Cómo comíamos hace 400.000 años

Dientes encontrados en Israel otorgan pistas
Dientes humanos encontrados en una cueva en Israel donde residieron nuestros antepasados hace unos 400 mil años han arrojado luz sobre las costumbres prehistóricas de alimentación, muy alejadas a cómo comemos hoy en torno a una mesa.

Un equipo de la Universidad de Tel Aviv ha analizado meticulosamente dientes humanos prehistóricos hallados en la cueva de Qesem, localizada en el centro de Israel en el año 2000. A partir de ellos, elaboraron el patrón de comportamiento que siguieron sus habitantes sobre qué comían, con qué potencia masticaban y cómo cortaban los alimentos antes de llevárselos a la boca.

Gracias al desgaste, desgarro y pequeñas fisuras que aparecieron en gran parte de las piezas dentales es que los científicos pudieron reconstruir cómo cortaban el alimento en pequeños trozos antes de deglutirlo.

El procedimiento consistía en tomar un trozo de carne de tamaño considerable con una mano y agarrarlo fuertemente por un extremo con los dientes, mientras que con la otra mano se empleaba el filo de un pequeño sílex para cortarla o desgarrarla en el aire, de tal manera que el individuo pudiera ingerir un pedazo razonable.

Pero estos modales podían tener sus riesgos y los menos experimentados llevarse un tajo en los carrillos, encías o los propios dientes con los mismos cantos tallados, lo que provocaba esas incisiones que despertaron la curiosidad de los investigadores.

"Vimos que había pequeños cortes en la parte exterior del diente y que fueron hechas con herramientas como rocas duras o sílex con los que cortaban la comida y en la maniobra podían dañárselos", explicó Rachel Sarig, antropóloga dental y odontóloga de la citada universidad, que lideró el estudio publicado este mes en la revista científica Quaternary International.

Gracias a las marcas dejadas en los dientes por estos primitivos utensilios de cubertería, analizadas con microscopio electrónico, los investigadores han sido capaces de reconstruir el patrón de comportamiento, aseguró.

El estudio analizó 13 dientes pertenecientes a unos once individuos diferentes, en su mayoría niños o jóvenes adultos.

La gran cantidad de arañazos, su forma y ubicación similar llevaron al equipo a descartar la posibilidad de que las marcas fueran hechas tras la muerte por animales o fenómenos naturales.

Otra de las conclusiones sugiere que estos homínidos debieron emplear una gran potencia a la hora de masticar: "Tenían músculos muy desarrollados y esto se debe a la combinación de comidas duras y una alta capacidad muscular".

Prueba de ello es el amplio desgaste de las piezas pese a pertenecer a jóvenes, lo que sugiere que tenían además una dieta muy abrasiva que, según Sarig, implica que la consistencia de la comida era dura y requería mucha masticación al no estar compuesta solo por proteínas animales, sino también vegetales como semillas.

Pero los dientes aún no han revelado qué tipo de homínido vivió en Qesem.
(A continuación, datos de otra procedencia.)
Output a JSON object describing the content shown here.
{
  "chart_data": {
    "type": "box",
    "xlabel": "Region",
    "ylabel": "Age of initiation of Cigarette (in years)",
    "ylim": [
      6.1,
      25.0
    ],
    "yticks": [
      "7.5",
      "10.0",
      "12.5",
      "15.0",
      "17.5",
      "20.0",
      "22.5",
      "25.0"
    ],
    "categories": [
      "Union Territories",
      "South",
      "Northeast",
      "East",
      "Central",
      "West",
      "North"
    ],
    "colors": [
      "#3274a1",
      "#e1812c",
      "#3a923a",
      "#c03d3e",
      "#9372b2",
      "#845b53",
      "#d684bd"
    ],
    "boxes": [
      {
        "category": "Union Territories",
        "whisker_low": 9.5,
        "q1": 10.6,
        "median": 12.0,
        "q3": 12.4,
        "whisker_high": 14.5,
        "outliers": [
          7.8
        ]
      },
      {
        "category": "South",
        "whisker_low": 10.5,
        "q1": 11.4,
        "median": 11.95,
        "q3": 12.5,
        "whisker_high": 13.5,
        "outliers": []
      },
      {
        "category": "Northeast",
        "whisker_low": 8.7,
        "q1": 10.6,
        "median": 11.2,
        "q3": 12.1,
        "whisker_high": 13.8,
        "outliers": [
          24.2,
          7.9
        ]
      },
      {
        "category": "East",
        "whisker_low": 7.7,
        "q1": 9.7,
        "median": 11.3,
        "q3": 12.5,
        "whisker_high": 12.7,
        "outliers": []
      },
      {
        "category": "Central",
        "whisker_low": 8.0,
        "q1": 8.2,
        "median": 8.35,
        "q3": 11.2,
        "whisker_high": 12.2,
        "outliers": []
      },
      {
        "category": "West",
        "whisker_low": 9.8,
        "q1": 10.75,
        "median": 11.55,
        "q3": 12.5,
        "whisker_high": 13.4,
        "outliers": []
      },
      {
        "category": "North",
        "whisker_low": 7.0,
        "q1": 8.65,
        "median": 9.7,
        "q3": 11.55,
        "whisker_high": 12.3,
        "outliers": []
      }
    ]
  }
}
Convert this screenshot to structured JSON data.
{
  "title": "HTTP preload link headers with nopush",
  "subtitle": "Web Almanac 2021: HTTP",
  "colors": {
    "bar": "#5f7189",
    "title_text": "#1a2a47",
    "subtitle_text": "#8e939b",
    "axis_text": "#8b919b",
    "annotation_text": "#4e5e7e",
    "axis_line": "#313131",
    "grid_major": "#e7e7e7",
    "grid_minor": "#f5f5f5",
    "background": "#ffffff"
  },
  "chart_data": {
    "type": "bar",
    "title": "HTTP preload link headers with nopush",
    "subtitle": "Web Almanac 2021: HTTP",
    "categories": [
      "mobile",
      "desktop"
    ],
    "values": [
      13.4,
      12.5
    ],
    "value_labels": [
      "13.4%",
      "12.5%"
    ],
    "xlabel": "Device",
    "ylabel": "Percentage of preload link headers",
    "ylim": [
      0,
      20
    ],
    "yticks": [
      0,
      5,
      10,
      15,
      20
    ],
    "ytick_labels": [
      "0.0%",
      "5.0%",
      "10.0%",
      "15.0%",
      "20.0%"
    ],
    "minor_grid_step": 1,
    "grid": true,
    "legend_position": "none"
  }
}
Y es que la falta de restos humanos de importancia en el yacimiento trae a los arqueólogos de cabeza.

"Las personas que vivieron en esta zona hace 400 mil años eran hábiles y capaces de cazar diferentes animales, seleccionar partes del cuerpo de la presa, cocinarlas –encontraron la evidencia más temprana del uso de fuego controlado– y luego consumir las partes seleccionadas y extraer la médula", dijo el profesor Ran Barkaí, arqueólogo que intervino en el estudio.

Los arqueólogos consideran al habitante de Qesem un eslabón intermedio entre Homo Erectus y el Neardenthal, pues con ambos comparte afinidad, del que se tienen escasas evidencias.

"Sabemos una mínima parte de todas las actividades que realizaban en la cueva, pero sí que la habitaron durante 250 mil años, lo que en sí supone una forma de supervivencia exitosa desde el punto de vista evolutivo", concluyó el investigador.